Si le delta du Niger est la zone qui a connu la plus forte augmentation du nombre de barils produits en haute mer lors des vingt dernières années, les fuites en cause proviennent pour l’essentiel d’oléoducs terrestres. Le niveau de contamination n’est pas pour autant moins important que dans le golfe du Mexique : toute l’économie locale a été ruinée. Dans un rapport publié il y a tout juste un an, Amnesty International, une organisation non-gouvernementale, insiste sur les conséquences humaines de la catastrophe : l’eau et les terres étant complètement souillées, l’agriculture et la pêche – principales ressources économiques hors pétrole - sont désormais impossibles. Au final, plus d’une dizaine de droits de l’homme (droit à l’eau, à l’information, etc.) sont bafoués.

La principale compagnie en cause, Shell, se défend en évoquant l’importance du vandalisme dont elle est victime. Selon la compagnie pétrolière, 98% des fuites seraient dues à des actes de sabotage et de vol consistant à percer les oléoducs.
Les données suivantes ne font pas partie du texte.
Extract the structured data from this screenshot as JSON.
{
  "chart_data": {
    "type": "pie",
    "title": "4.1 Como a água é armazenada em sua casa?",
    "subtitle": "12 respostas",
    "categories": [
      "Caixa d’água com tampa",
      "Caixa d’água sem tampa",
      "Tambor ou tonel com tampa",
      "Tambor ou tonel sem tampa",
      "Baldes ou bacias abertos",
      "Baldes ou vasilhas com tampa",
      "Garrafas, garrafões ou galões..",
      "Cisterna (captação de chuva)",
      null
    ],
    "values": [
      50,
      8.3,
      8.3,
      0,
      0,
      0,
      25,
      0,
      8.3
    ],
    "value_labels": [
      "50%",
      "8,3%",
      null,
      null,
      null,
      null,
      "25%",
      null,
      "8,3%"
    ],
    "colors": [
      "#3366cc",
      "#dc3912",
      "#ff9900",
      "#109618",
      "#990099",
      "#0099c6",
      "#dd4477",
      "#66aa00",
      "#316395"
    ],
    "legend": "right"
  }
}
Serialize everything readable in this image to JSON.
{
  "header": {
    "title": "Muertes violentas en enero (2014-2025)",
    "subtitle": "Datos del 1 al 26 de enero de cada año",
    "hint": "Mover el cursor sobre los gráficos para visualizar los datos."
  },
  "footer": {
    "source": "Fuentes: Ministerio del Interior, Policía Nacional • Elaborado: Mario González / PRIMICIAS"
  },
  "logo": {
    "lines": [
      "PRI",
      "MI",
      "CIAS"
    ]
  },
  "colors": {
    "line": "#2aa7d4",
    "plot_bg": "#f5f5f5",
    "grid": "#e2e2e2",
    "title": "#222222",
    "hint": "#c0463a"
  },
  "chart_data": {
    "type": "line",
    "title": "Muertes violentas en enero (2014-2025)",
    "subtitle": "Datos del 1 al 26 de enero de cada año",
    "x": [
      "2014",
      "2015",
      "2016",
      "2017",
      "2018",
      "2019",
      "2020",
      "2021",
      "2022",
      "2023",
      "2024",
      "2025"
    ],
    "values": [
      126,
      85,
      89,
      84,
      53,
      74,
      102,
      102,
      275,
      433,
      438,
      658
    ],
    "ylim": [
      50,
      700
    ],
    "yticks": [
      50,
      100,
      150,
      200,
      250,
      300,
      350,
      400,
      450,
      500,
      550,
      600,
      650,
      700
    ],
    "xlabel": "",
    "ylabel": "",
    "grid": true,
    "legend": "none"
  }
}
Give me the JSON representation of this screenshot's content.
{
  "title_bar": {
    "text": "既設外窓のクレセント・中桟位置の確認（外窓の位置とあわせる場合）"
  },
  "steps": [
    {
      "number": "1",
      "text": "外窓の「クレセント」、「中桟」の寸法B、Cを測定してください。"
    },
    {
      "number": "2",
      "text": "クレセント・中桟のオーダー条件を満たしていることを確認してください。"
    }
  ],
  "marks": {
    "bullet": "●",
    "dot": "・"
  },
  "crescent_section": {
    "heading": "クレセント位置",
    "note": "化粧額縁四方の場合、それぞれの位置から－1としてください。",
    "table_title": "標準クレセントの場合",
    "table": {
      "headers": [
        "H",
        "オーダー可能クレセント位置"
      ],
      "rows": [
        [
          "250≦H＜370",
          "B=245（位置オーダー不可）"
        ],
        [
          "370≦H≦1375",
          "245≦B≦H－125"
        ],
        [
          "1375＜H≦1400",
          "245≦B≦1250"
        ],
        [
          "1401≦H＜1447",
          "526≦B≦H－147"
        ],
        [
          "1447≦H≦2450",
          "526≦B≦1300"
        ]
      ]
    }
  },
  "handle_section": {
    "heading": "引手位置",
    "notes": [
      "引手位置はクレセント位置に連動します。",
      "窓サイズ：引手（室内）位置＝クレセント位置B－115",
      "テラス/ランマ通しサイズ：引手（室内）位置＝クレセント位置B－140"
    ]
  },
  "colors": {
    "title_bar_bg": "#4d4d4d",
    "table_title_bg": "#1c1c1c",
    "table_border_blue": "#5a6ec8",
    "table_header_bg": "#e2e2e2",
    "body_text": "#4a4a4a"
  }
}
Il est vrai que la situation du delta du Niger est exceptionnelle puisque Shell - présente dans une centaine de pays - totalise 40% de ses fuites dans cette zone. Mais compte tenu de l’âge de son réseau d’oléoducs dans la zone contaminée (40 ans en moyenne quand la durée de vie est de 25 ans), l’explication la plus vraisemblable pourrait être que le remplacement du réseau coûte plus cher que de laisser fuir un pétrole plutôt bon marché.

Pourquoi devrions-nous nous sentir responsables de la tragédie du delta du Niger ? Tout simplement parce que l’Afrique consomme 10 à 15 fois moins de pétrole par habitant que les pays du Nord. Les populations africaines payent en quelques sortes notre dépendance à l’or noir. La marée noire du delta du Niger semble par ailleurs être la plus inquiétante pour l’avenir: si les fuites de la plateforme Deepwater Horizon sont désormais réparées, les fuites du delta du Niger ont quadruplé entre 2007 et 2009. La pression médiatique pourra peut-être enfin donner l’impulsion nécessaire à la mise aux normes du réseau d’oléoducs et à l’indemnisation des populations. A l’image de la nouvelle régulation sur la sécurité des plateformes pétrolières, c’est une réflexion en profondeur qui doit être menée au niveau des institutions internationales sur les industries extractives et leur impact sur les populations locales.

2 commentaires:

L'Économiste principal a dit…

Shell est supposé
1. Tirer sur les insurgés
ou
2. Cesser la production et quitter la région
??

Simon PORCHER a dit…

Il y a deux responsables:
- Les trois compagnies pétrolières qui exploitent le pétrole du delta qui ne réparent pas les fuites ni le nettoyage des nappes de pétrole,
- le gouvernement nigérian qui n'assure pas la sécurité sur son territoire ni le nettoyage des nappes de pétrole.

Shell assure déjà tant que possible la protection de ses oléoducs mais n'a pas à assurer la sécurité du territoire qui est de la responsabilité du politique. Elle n'a pas non plus d'un point de vue économique à cesser la production qui lui rapporte beaucoup plus que ça ne lui coûte en nettoyage, en réputation et en indemnisation.

Par contre, on peut rêver qu'une organisation internationale (mais il n'y en a pas de compétente sur le sujet) ou qu'un accord entre un médiateur, l'état nigérian, les milices et les compagnies pétrolières amènent à suspendre temporairement la production de pétrole pour nettoyer la marée noire.